Crenarchaeol: the characteristic core glycerol dibiphytanyl glycerol tetraether membrane lipid of cosmopolitan pelagic crenarchaeota.

The basic structure and stereochemistry of the characteristic glycerol dibiphytanyl glycerol tetraether (GDGT) membrane lipid of cosmopolitan pelagic crenarchaeota has been identified by high field two-dimensional (2D)-NMR techniques. It contains one cyclohexane and four cyclopentane rings formed by internal cyclisation of the biphytanyl chains. Its structure is similar to that of GDGTs biosynthesized by (hyper)thermophilic crenarchaeota apart from the cyclohexane ring. These findings are consistent with the close phylogenetic relationship of (hyper)thermophilic and pelagic crenarchaeota based 16S rRNA. The latter group inherited the biosynthetic capabilities for a membrane composed of cyclopentane ring-containing GDGTs from the (hyper)thermophilic crenarchaeota. However, to cope with the much lower temperature of the ocean, a small but key step in their evolution was the adjustment of the membrane fluidity by making a kink in one of the bicyclic biphytanyl chains by the formation of a cyclohexane ring. This prevents the dense packing characteristic for the cyclopentane ring-containing GDGTs membrane lipids used by hyperthermophilic crenarchaeota to adjust their membrane fluidity to high temperatures.

Linearly concatenated cyclobutane lipids form a dense bacterial membrane.

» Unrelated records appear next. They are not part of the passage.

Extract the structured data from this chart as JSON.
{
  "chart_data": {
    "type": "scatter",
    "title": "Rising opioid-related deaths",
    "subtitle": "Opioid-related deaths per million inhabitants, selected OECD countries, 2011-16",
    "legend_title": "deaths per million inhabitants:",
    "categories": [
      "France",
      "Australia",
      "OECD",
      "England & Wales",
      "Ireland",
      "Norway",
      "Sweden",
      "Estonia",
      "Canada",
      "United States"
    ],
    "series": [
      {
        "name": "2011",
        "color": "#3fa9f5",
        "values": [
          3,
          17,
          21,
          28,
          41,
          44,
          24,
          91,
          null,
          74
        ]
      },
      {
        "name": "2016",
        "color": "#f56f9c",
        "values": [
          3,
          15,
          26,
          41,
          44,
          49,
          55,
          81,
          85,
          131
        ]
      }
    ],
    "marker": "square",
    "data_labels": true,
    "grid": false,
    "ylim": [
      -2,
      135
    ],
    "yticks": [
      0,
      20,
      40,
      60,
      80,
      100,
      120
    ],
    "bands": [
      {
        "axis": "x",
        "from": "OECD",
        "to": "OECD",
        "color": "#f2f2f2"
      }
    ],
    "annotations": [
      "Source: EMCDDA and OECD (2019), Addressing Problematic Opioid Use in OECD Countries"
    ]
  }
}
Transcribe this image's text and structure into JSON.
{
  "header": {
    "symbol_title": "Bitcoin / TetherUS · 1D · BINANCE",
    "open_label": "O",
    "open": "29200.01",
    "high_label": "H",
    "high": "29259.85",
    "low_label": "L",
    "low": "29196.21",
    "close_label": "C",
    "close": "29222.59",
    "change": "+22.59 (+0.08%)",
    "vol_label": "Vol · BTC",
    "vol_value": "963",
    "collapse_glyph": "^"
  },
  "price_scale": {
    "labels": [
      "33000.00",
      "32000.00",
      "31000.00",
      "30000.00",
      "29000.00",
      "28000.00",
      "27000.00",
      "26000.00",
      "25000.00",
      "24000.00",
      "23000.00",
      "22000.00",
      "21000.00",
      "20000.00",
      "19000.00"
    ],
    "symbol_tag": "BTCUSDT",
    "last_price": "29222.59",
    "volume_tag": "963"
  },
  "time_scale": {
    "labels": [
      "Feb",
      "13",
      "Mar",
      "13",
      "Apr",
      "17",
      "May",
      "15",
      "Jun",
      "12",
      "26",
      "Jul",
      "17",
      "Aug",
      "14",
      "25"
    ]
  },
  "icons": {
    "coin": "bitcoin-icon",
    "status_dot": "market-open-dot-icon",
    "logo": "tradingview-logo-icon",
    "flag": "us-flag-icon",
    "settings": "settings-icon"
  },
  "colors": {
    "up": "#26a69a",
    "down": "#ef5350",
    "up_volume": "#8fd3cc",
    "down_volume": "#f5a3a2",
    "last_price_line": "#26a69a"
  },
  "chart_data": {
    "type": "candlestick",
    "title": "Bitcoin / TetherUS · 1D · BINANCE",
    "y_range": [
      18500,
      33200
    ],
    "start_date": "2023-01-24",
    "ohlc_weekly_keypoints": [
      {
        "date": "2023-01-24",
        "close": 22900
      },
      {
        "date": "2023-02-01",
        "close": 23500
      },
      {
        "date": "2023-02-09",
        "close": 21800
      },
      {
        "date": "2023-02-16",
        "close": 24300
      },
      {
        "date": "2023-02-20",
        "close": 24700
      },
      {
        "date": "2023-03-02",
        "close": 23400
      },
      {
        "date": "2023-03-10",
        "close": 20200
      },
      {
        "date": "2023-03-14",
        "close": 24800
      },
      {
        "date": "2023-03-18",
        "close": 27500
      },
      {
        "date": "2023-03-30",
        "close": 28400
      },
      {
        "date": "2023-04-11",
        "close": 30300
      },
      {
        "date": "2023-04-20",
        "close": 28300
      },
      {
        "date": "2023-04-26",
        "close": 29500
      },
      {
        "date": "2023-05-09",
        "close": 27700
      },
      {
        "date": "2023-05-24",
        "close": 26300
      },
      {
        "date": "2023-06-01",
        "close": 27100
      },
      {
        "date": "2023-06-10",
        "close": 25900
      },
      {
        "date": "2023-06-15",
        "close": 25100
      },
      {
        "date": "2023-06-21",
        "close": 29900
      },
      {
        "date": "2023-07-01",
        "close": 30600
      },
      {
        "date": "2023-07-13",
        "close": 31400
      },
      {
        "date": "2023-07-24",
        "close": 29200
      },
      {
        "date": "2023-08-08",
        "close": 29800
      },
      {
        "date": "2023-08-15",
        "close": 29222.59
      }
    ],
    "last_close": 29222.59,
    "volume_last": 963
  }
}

Lipid membranes are essential to the functioning of cells, enabling the existence of concentration gradients of ions and metabolites. Microbial membrane lipids can contain three-, five-, six- and even seven-membered aliphatic rings, but four-membered aliphatic cyclobutane rings have never been observed. Here we report the discovery of cyclobutane rings in the dominant membrane lipids of two anaerobic ammonium-oxidizing (anammox) bacteria. These lipids contain up to five linearly fused cyclobutane moieties with cis ring junctions. Such 'ladderane' molecules are unprecedented in nature but are known as promising building blocks in optoelectronics. The ladderane lipids occur in the membrane of the anammoxosome, the dedicated intracytoplasmic compartment where anammox catabolism takes place. They give rise to an exceptionally dense membrane, a tight barrier against diffusion. We propose that such a membrane is required to maintain concentration gradients during the exceptionally slow anammox metabolism and to protect the remainder of the cell from the toxic anammox intermediates. Our results further illustrate that microbial membrane lipid structures are far more diverse than previously recognized.